Lush made waves earlier this month with its bold #SpyCops adverts — an awareness campaign shedding light on political activists and campaigners who have been manipulated into romantic and sexual relationships with undercover police officers. As a result of the Lush's #SpyCops campaign, employees in store have allegedly been intimidated, causing the shop to pull the ads. So what has happened?
The campaign comprises of a video being circulated on social media and displays in Lush stores shop windows. Such displays feature police-style barricade tape stating "police have crossed the line", and other slogans include "spied on for taking a stand" and "police spies out of lives." One of the more arresting images of the campaign is a split picture depicting a man, half-in and half-out of police attire, with the words "paid to lie" emblazoned across it (some of criticised the campaign for a lack of context surrounding these images, such as Nazir Afzal, the former Chief Crown Prosecutor for North-West England, writing in The Guardian).
The campaign has generated much debate, with some being supportive of Lush's work drawing attention to the issue, while others read it as an attempt to undermine police work.
More recently, it has led to staff members in Lush stores allegedly being intimidated, sometimes by ex-police officers. In one instance, an off-duty police officer reported visiting a store to speak with a manager via Twitter, resulting in the campaign materials being removed. On reaching out to Lush about their removal of the window displays, they gave me the following statement: "For the safety of our staff we have suspended the window."
The strength of the resistance to the campaign feels troubling. Calum Macleod, chair of the Police Federation of England and Wales, issued a statement on June 1: “The Lush advertising campaign is offensive, disgusting and an insult to the hard work, professionalism and dedication of police officers throughout the UK. I cannot believe that someone, somewhere, actually thought this campaign was a good idea. All it serves to do is to criticise police officers and encourage an anti-police sentiment."
The statement implies resistance to any level of criticism levelled at the police force, advocating for an un-interrogated support of all police work — which is, I think, absurd. Police work must be held accountable. And criticism of police officers duping men and women into sexual and romantic relationships predicated on deception, at a time in which we are having important and complicated conversations around consent, seems crucial.
I first became aware of the campaign after reading tweets from writer and The New Enquiry editorial board member Ayesha Siddiqi, who expressed reservations about those tweets being taken out of context, which is why I have not embedded them here. However, Siddiqi made very salient points about how Lush is not tethering any products to the campaign and so there is a seeming authenticity in their support of this cause (while also pointing out we do not know who is behind the campaign, and so do not have individual accountability).

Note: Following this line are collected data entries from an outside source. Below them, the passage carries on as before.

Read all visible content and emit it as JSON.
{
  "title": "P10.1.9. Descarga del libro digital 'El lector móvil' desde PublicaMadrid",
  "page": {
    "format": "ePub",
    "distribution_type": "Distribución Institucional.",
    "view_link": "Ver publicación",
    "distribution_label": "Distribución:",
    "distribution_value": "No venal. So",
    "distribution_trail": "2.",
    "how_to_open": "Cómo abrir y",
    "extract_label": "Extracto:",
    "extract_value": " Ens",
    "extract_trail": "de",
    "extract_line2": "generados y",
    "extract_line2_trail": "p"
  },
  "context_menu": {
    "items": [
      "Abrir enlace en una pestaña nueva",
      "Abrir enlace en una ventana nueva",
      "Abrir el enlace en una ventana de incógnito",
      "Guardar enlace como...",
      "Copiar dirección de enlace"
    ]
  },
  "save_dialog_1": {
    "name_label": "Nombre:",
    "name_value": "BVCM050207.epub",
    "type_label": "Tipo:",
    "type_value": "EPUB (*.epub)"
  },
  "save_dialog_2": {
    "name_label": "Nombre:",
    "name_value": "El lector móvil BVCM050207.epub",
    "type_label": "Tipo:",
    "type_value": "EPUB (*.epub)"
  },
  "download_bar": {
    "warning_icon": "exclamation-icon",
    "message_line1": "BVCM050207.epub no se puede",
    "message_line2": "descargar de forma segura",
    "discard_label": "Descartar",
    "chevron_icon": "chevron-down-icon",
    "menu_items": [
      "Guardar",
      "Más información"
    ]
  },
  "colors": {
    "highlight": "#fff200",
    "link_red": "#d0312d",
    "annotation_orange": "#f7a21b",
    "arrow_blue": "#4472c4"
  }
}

The campaign highlights incidents in which men and women have been tricked into sometimes years-long relationships with people who are fundamentally not who they say they are, with them, as the Guardian reports, often assuming the names of dead children. Working with the organisation Police Spies Out Of Lives, Lush have shed light on the plights of women still unpacking the trauma of being so wilfully and calculatedly misled.
Environmental activist Lisa Jones (an assumed name), was victim to one of the most renowned incidents of this deception — discovering Mark Jones, her partner of six years who she met believing he was a fellow activist, was in fact PC Mark Kennedy. Kennedy, as the Guardian reports, "for seven years lived deep undercover at the heart of the environmental protest movement." "In 2010 I was in the highly bizarre and I thought unprecedented position of doubting the identity of a man I had been in a intimate relationship with for six years," Jones says, in a video made by Police Spies Out Of Lives. "Everything starts to fall apart and it starts to effect all of your memories."
A petition launched by victims of the "spycops" operations is "pressing for the current public inquiry into undercover policing to ensure that there is full disclosure of what took place, including who was targeted, by whom and how." The statement published in the Guardian continues: "This is not an attack on police; it serves to help all those in the police service who wish to uphold the highest standards of policing."
Sara Thornton, National Police Chiefs' Council Chair, issued the following statement about the campaign on June 1 when it first launched. "Undercover policing plays a critical role in gathering evidence and intelligence to protect people from harm and the work of undercover officers can, and has, saved lives.
“We fully accept that some undercover policing operations, ethics and behaviour in the past were a violation of the victims’ human rights, an abuse of police power and caused significant trauma, and we are grateful to those women who told their stories because it brought shameful practices into the light.
“Alongside the College of Policing we have already acted to prevent it happening to others, with new training, guidance and processes in place to ensure undercover operations are lawful, ethical, and proportionate.
“But while it may have been well-intended, this campaign from Lush UK is both insulting and damaging to the tens of thousands of officers who place themselves in harm’s way to protect the public on a daily basis, and who have nothing at all to do with the undercover inquiry.”
Correction: A previous version of this story mischaracterised the status of the public enquiry. It has been updated to accurately reflect its status.